Esta decisão que se irá tomar para facilitar as adjudicações directas é uma decisão do mesmo tipo das anteriores: um fim virtuoso que justifica meios reconhecidamente permeáveis à ineficiência e corrupção mas que são indispensáveis naquela situação concreta.
No fundo, no fundo o país, não apenas o Governo, acha que chumbar um projecto, deixar aos promotores o ónus e a responsabilidade das suas próprias decisões, assumir os riscos de manter as regras que justificaram inicialmente os projectos são tudo empecilhos para a actividade económica.
O país acha que as regras devem ser adaptadas permanentemente e revistas em função da resolução de problemas concretos.
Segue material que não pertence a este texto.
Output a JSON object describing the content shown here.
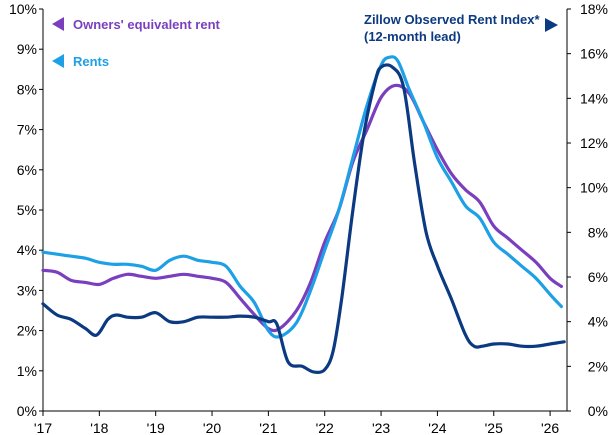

Ainda por cima o país tem métodos de produção das regras que são opacos e pouco transparentes, não havendo a obrigação de publicitação prévia das propostas de lei que vão a Conselho de Ministros, essa deveria ser a regra, que poderia ter excepções fundamentadas, nem dos actos administrativos constitutivos de mais valias para particulares, como as suspensões de planos ou as declarações de relevante interesse nacional.
O país acha que a lei e as regras são para os outros e cada um de nós confia mais na justeza no seu julgamento sobre a bondade de cada iniciativa que na aplicação de regras definidas abstractamente.
Ou seja, o país não acredita que a lei deve ser definida em abstracto e aplicada rigorosamente aos casos concretos.
O país acha que os resultados são mais importantes que os processos.
É obra mas conseguimos ter o pior dos dois mundos: a pobreza e o país rebentado.